Она повернулась, выворачиваясь из его объятий, чтобы видеть его лицо.
— Не используй это слово, Оливер.
Он вздохнул.
— Я должен. Нет другого близкого слова. Я не знал, что это значит, до тебя. До нынешнего момента. Не совсем. Но я понимаю, что любить означает быть храбрым. Любовь означает рискнуть. Я тебя люблю. Если ты уйдешь, я потеряю лучшую часть себя.
— Если ты уйдешь, я подожду, пока ты вернешься, — пообещал Рори. Он зашел позади нее. — Я буду ждать, сколько бы это ни потребовалось, потому что для меня есть только одна женщина в мире.
— Я перееду в Даллас, — Каллум запустил руку ей в волосы. — Тебе придется видеть меня каждый день и знать, что я жду, когда ты проснешься и примешь то, что я тебе предлагаю. Что я предложу только тебе. Посмотри мне в глаза и скажи, что вчерашняя ночь ничего не значила. Тогда, может быть, просто может быть, я смогу уйти, но я больше не буду целым, потому что вчерашняя ночь была для меня всем. Прошлая ночь была ночью, когда моя жизнь действительно началась.
Вот почему она охраняла свою дверь. Она знала, что они скажут что-то, что заставит ее растаять. Чтобы ослабить ее защиту. Чтобы убедить ее рискнуть и полюбить.

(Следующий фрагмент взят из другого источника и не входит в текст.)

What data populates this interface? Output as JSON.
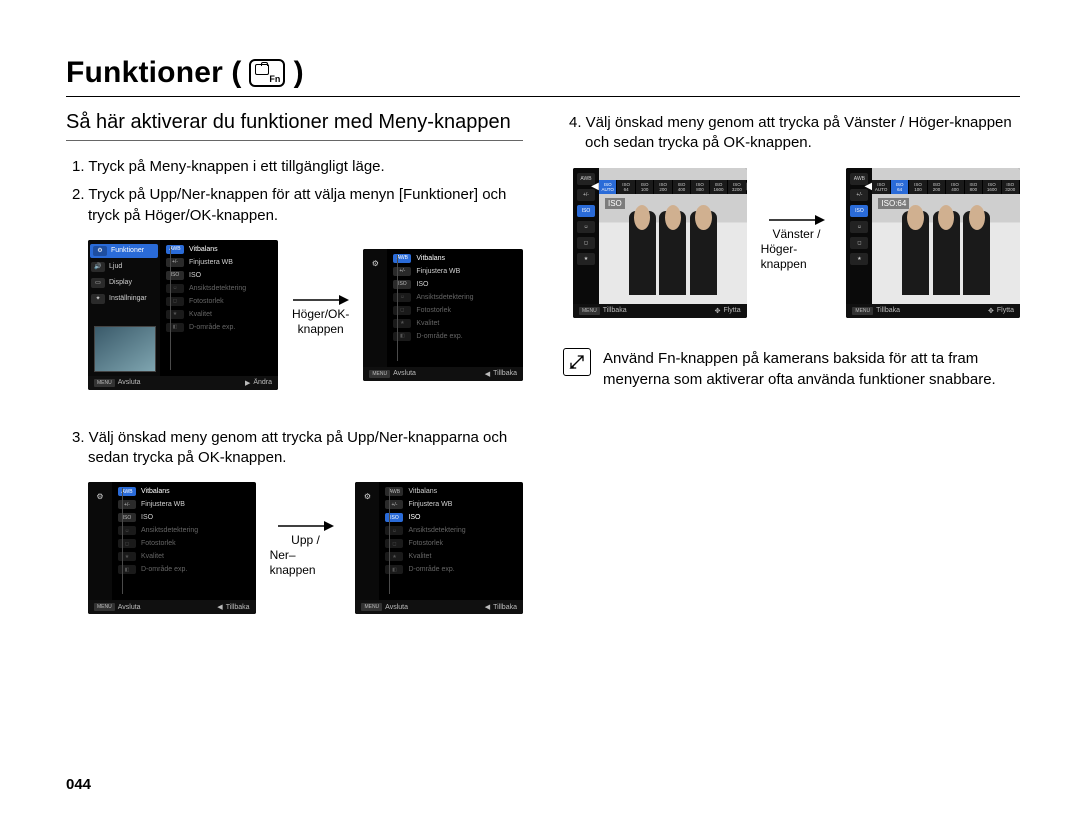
{
  "page_number": "044",
  "title": "Funktioner",
  "fn_label": "Fn",
  "subheading": "Så här aktiverar du funktioner med Meny-knappen",
  "steps": {
    "s1": "1. Tryck på Meny-knappen i ett tillgängligt läge.",
    "s2": "2. Tryck på Upp/Ner-knappen för att välja menyn [Funktioner] och tryck på Höger/OK-knappen.",
    "s3": "3. Välj önskad meny genom att trycka på Upp/Ner-knapparna och sedan trycka på OK-knappen.",
    "s4": "4. Välj önskad meny genom att trycka på Vänster / Höger-knappen och sedan trycka på OK-knappen."
  },
  "arrows": {
    "a1_line1": "Höger/OK-",
    "a1_line2": "knappen",
    "a2_line1": "Upp /",
    "a2_line2": "Ner–knappen",
    "a3_line1": "Vänster /",
    "a3_line2": "Höger-knappen"
  },
  "note": "Använd Fn-knappen på kamerans baksida för att ta fram menyerna som aktiverar ofta använda funktioner snabbare.",
  "screens": {
    "left_menu": {
      "funktioner": "Funktioner",
      "ljud": "Ljud",
      "display": "Display",
      "installningar": "Inställningar"
    },
    "timeline": {
      "vitbalans": "Vitbalans",
      "finjustera": "Finjustera WB",
      "iso": "ISO",
      "ansikts": "Ansiktsdetektering",
      "fotost": "Fotostorlek",
      "kvalitet": "Kvalitet",
      "domrade": "D-område exp."
    },
    "footer": {
      "avsluta": "Avsluta",
      "andra": "Ändra",
      "tillbaka": "Tillbaka",
      "flytta": "Flytta",
      "menu": "MENU"
    },
    "iso": {
      "label_plain": "ISO",
      "label_value": "ISO:64",
      "opts": [
        "AUTO",
        "64",
        "100",
        "200",
        "400",
        "800",
        "1600",
        "3200"
      ]
    },
    "icon_tags": {
      "awb": "AWB",
      "finj": "+/-",
      "iso": "ISO",
      "face": "☺",
      "size": "◻",
      "qual": "★",
      "dr": "◧"
    }
  }
}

У нее будет тридцать дней, чтобы выяснить, смогут ли они устроить брак. Тридцать дней, чтобы узнать, насколько храброй она может быть.
Тори упала на колени.
— Мне не нужно десять минут. Заберите меня, Мастера. Не могу обещать, что останусь, но обещаю, что постараюсь.
Когда они улыбались ей сверху вниз, она задалась вопросом, не определила ли она только что свою судьбу.
Глава 13
Каллум уставился на экран своего планшета, жалея, что не может дотянуться до него и задушить того, кто выдумал это дерьмо. Лимузин ехал через маленькую деревню на окраине их загородного поместья. До прибытия осталось совсем немного времени. Рейс из Безакистана доставил их в частный аэропорт, где их встретил лимузин, который сейчас вез их в уединение. Клэр уже приехала и готовилась к их пребыванию.
Он подозревал, что его сестра может быть их козырем. В течение следующего месяца он и его братья должны будут убедить свою невесту, что этот брак может состояться, но он скорее думал, что Тори будет полезно иметь рядом еще одну женщину для разговоров. Она выросла с сестрой.